Ok, so Laura inflicted this one on me.
Do you ever read those stuffy book lists you see circulating, like ‘List your five most important books,’ and think to yourself- no wonder these people are so damned boring. Some of the titles give me a damned headache, they are so dull. Knowing things is great, but fiction makes life bigger and better and in color.
So, in the proud spirit of anti-intellectualism (just kidding), I am going to offer… the five books I liked enough as a teen/young adult to read again as an adult.
There are way more than five I could mention. My sister and I were both notoriously avid readers, often disappearing to some remote corner of the house and shutting out all attempts to summon us for dinner and so on. I’ve re-read a great many of the books I liked as a kid. I’m not going to mention some of the obvious ones, like Lord of the Rings, though.
I can’t help myself. I’m going to list six.
Ok:
The Once and Future King
Frankly, as a teenager, I didn’t get some of the stuff about Lancelot and Guinevere (not so much the sexual part as the parts about ambition, aging and so on). But I loved the first book, especially for Merlin’s speech about knowledge. I still find the first book enthralling, and now some of the stuff on Gawain and his brothers I also like a great deal.
Lloyd Alexander’s Prydain series
Would someone please, please make these into movies? Disney’s Black Cauldron offended me so much because it was such a hack adaptation of these books. I think this series is just about the best children’s series I know. If they’re going to make films of Narnia, Pullman’s Dark Materials, Harry Potter, and so on, surely someone must want to film this series. The final book, The High King, is as nuanced a description of what it means to become a responsible adult as you’ll ever find. Reading it as a kid, I found myself able to imagine what it would mean to grow up, and accept adulthood as a burden and a form of grace. I re-read this series regularly.
Dorothy and the Wizard in Oz
I read all the Oz books avidly when I was a kid, and I’ve read them again since, but only three of them have been really enjoyable to re-read (pretty much the same three I liked best when I was young). The Lost Princess of Oz I liked because it had actual conflict and suspense, a competent antagonist named Ugu the Shoemaker who kidnaps Ozma and steals all the major magical artifacts of Oz. Rinkitink in Oz I liked again because there’s actual suspense and difficulty for the protagonists, and some memorable characters. But Dorothy and the Wizard in Oz (the fourth book) is interesting because it’s a sort of detour into a much darker, more sinister set of magical fairylands underneath the earth. It’s actually quite scary in a few places, though Baum sort of wrote himself into a corner and uses an actual deus ex machina to get the characters back to the safe havens of Oz.
The Great Brain
I used to think about these books a lot. The historical setting was one of the pleasures of the series, but there were others. The title character was interesting to me. I identified with his intelligence, but I envied the fact that he was physically powerful, able to win fights with any kid who gave him guff. Plus he was so totally amoral, mostly using his intelligence to con kids and adults out of their money. Still fun to read.
On Beyond Zebra
This is one of the more obscure Seuss classics but it was my personal favorite, and I really enjoyed re-reading it again recently. As a kid, I just found the concept of letters in the alphabet that came after Z really mind-blowing. Reading some Seuss to my daughter, I find that I like Yertle the Turtle and other stories more now than I did then, but On Beyond is also still very cool.

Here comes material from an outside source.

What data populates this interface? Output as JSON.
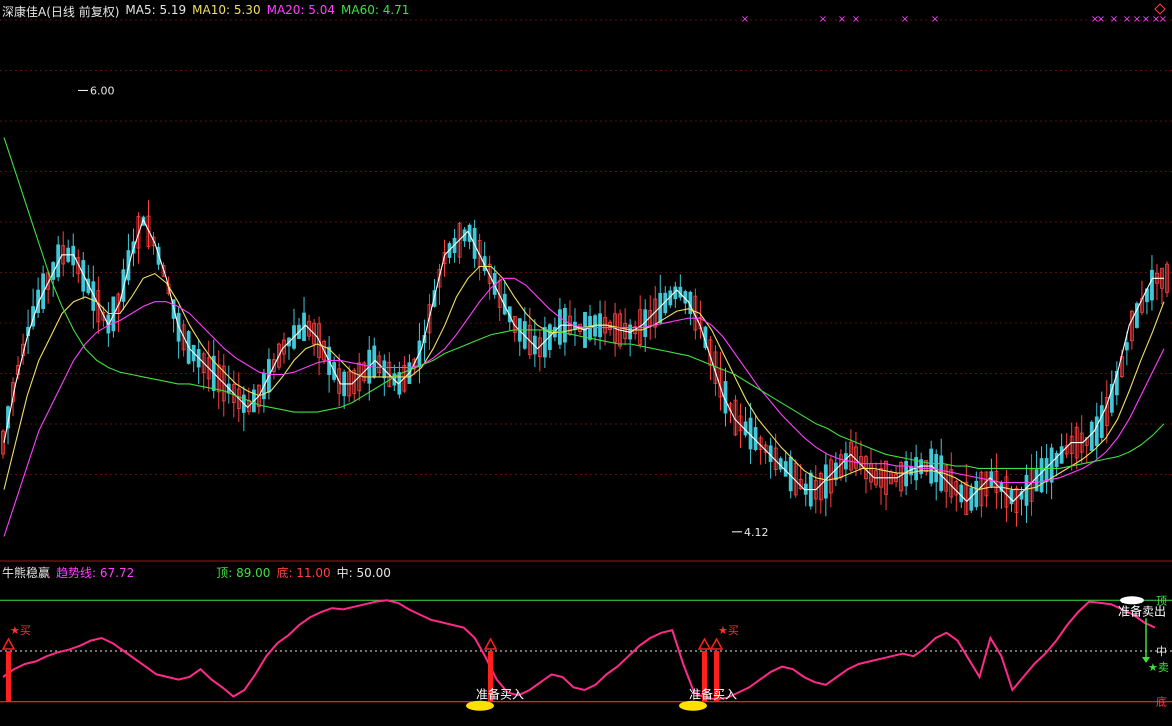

D’Aulaires Norse Gods and Giants.
I have no idea why their Greek mythology book is still in print and this one isn’t. The consequence is that I had to drop a pretty serious amount of money on Alibris to get a copy, but I really, really wanted it. Both books are compelling reads even for an adult: they don’t avoid some of the violent or morally ambivalent content in either mythology though they obviously soften it in various ways. Still, I always found the Norse volume the most amazing of the two, perhaps simply because the essential grimness and fatalism of the mythology itself was so interesting to me as a kid.

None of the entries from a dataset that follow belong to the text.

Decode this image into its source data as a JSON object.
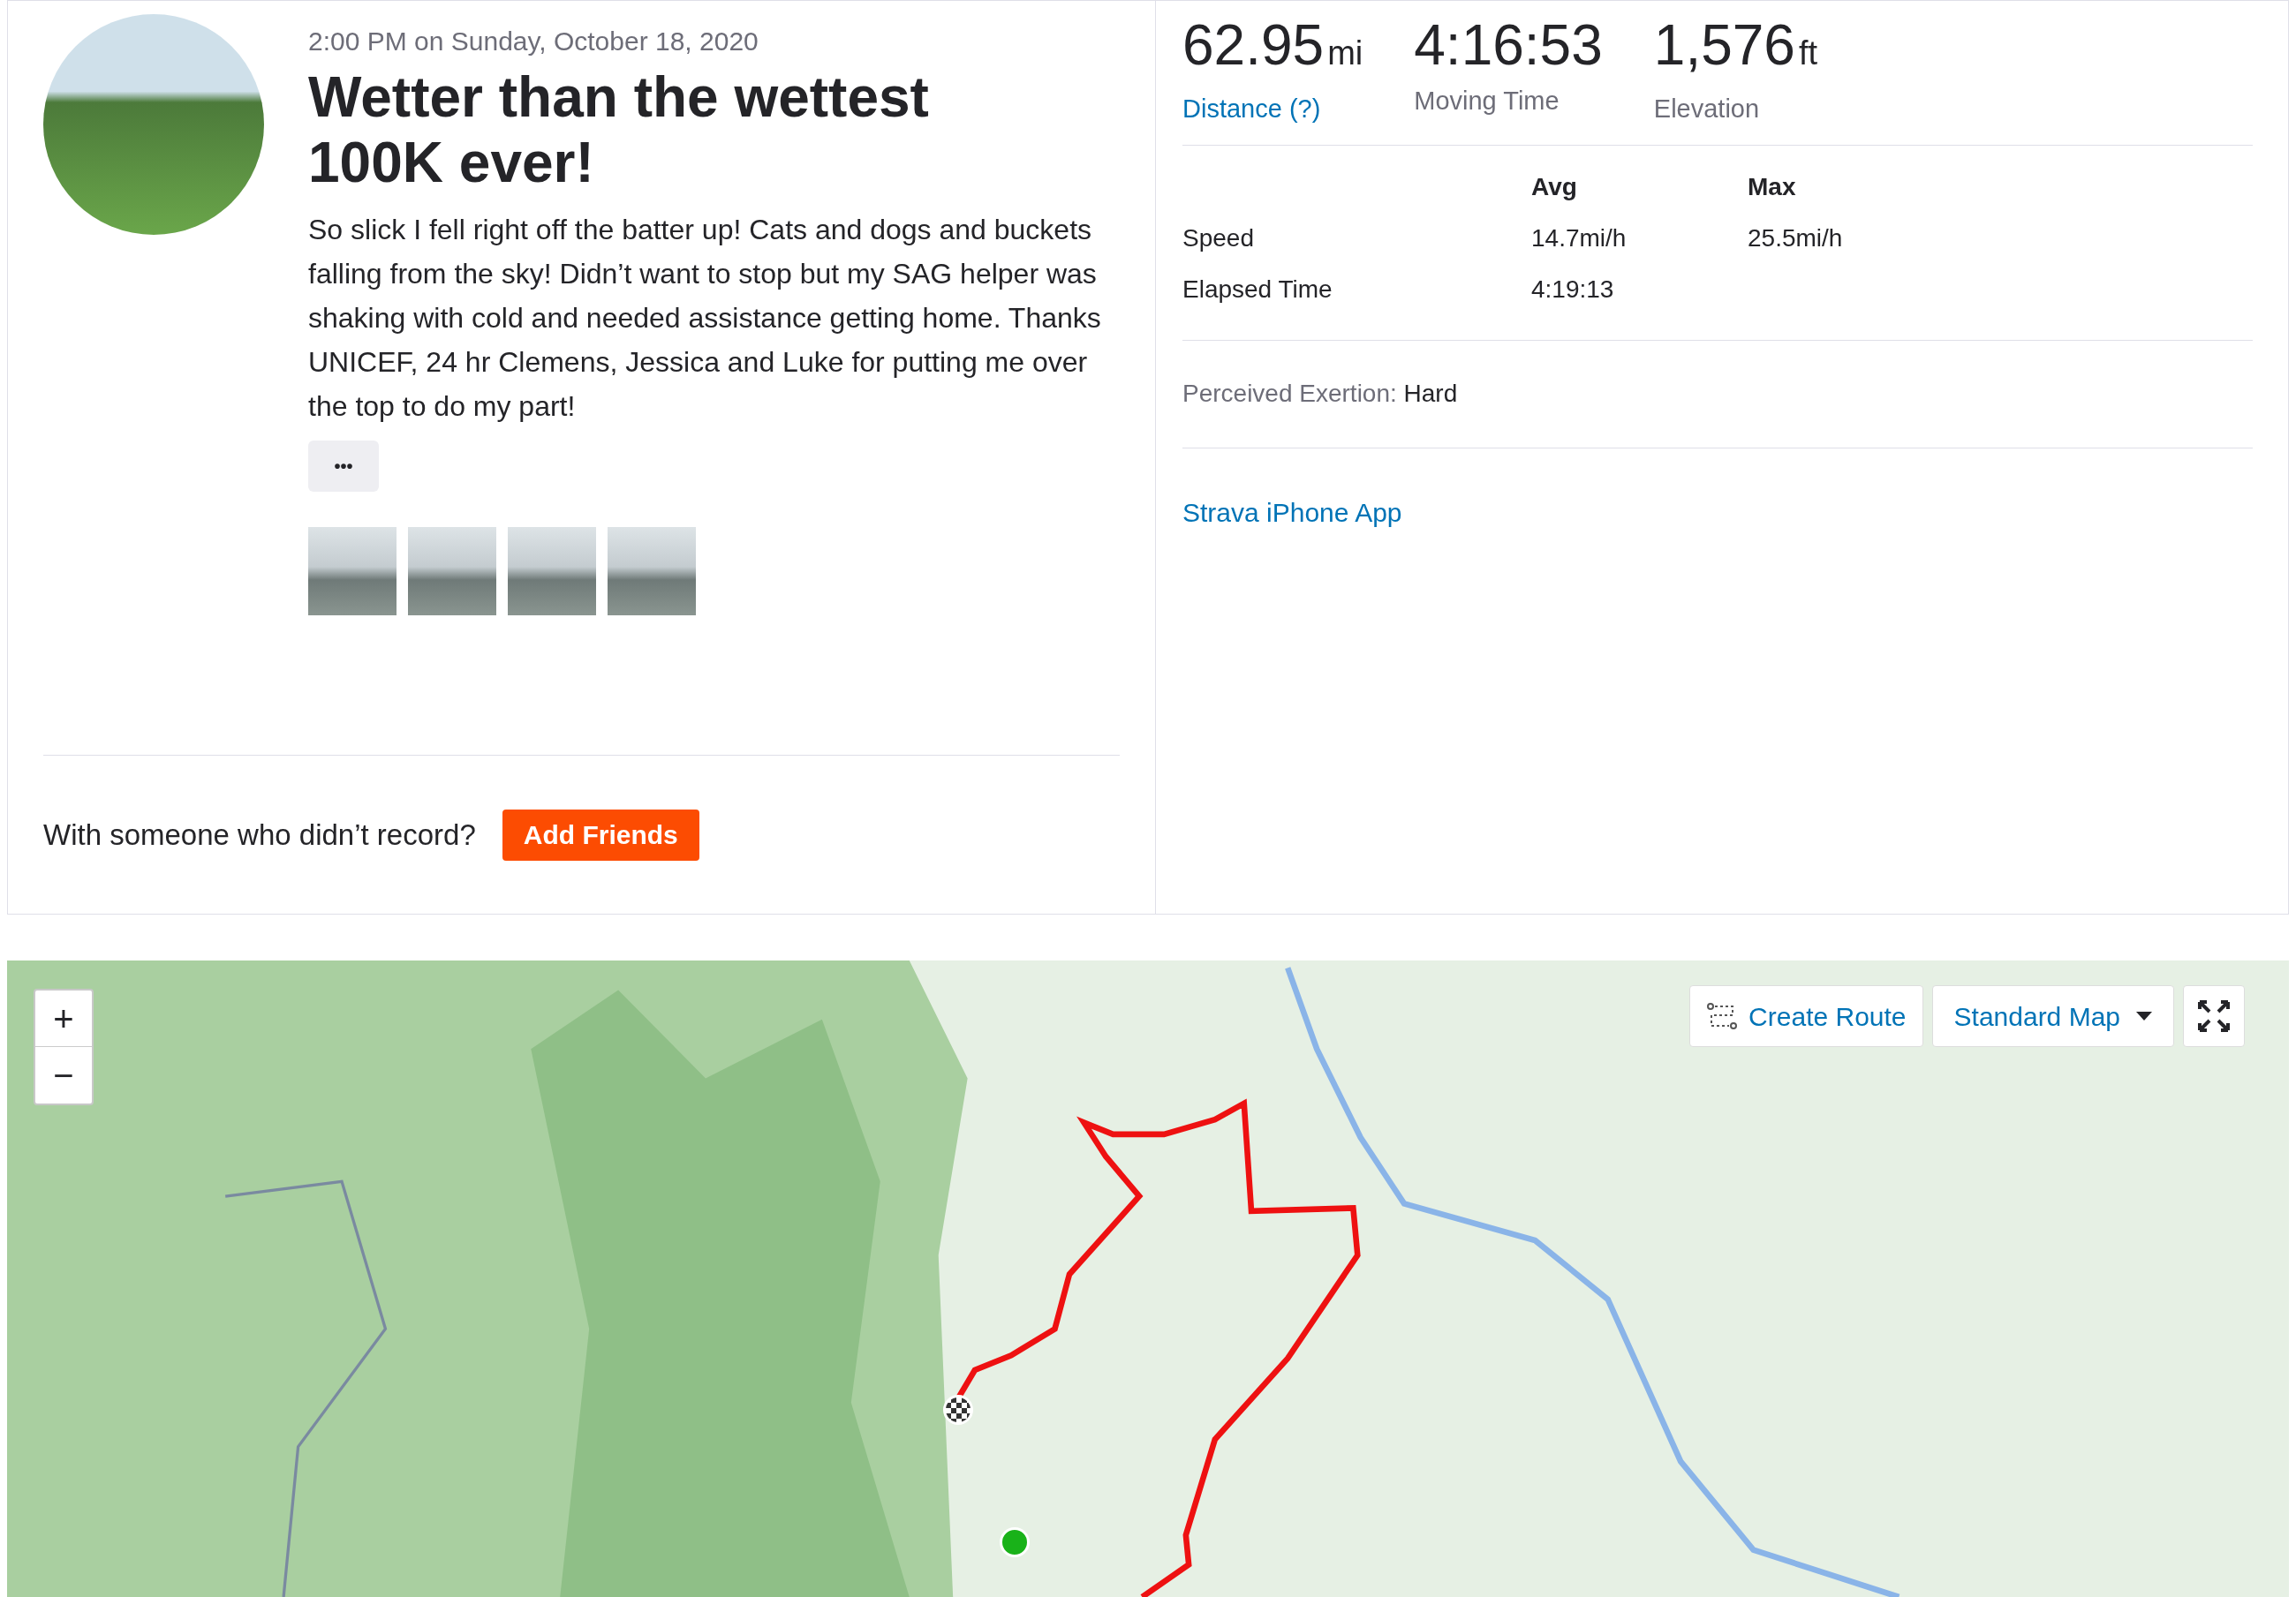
{
  "activity": {
    "date": "2:00 PM on Sunday, October 18, 2020",
    "title": "Wetter than the wettest 100K ever!",
    "description": "So slick I fell right off the batter up! Cats and dogs and buckets falling from the sky! Didn’t want to stop but my SAG helper was shaking with cold and needed assistance getting home. Thanks UNICEF, 24 hr Clemens, Jessica and Luke for putting me over the top to do my part!",
    "more_button": "•••"
  },
  "add_friends": {
    "prompt": "With someone who didn’t record?",
    "button": "Add Friends"
  },
  "stats": [
    {
      "value": "62.95",
      "unit": "mi",
      "label": "Distance (?)",
      "kind": "link"
    },
    {
      "value": "4:16:53",
      "label": "Moving Time",
      "kind": "plain"
    },
    {
      "value": "1,576",
      "unit": "ft",
      "label": "Elevation",
      "kind": "plain"
    }
  ],
  "table": {
    "columns": [
      "Avg",
      "Max"
    ],
    "rows": [
      {
        "label": "Speed",
        "avg": "14.7mi/h",
        "max": "25.5mi/h"
      },
      {
        "label": "Elapsed Time",
        "avg": "4:19:13"
      }
    ]
  },
  "exertion": {
    "label": "Perceived Exertion:",
    "value": "Hard"
  },
  "device": "Strava iPhone App",
  "map": {
    "zoom_in": "+",
    "zoom_out": "−",
    "create_route": "Create Route",
    "map_type": "Standard Map"
  }
}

I’ll mention one more book that I’ve looked for on Alibris from time to time, and never found. It’s possible I’m remembering the title wrong. I remember it as being called Diary of a Teenage Herpetologist. I was fascinated by reptiles and amphibians as a kid–I had a rosy boa for many years, and for a shorter time, also a ribbon snake. I’m still really good at finding snakes, frogs, salamanders and so on when I go for hikes, which is a valuable dad-skill to have. I’d love to find this book again, though I’m sure it’s nothing particularly special.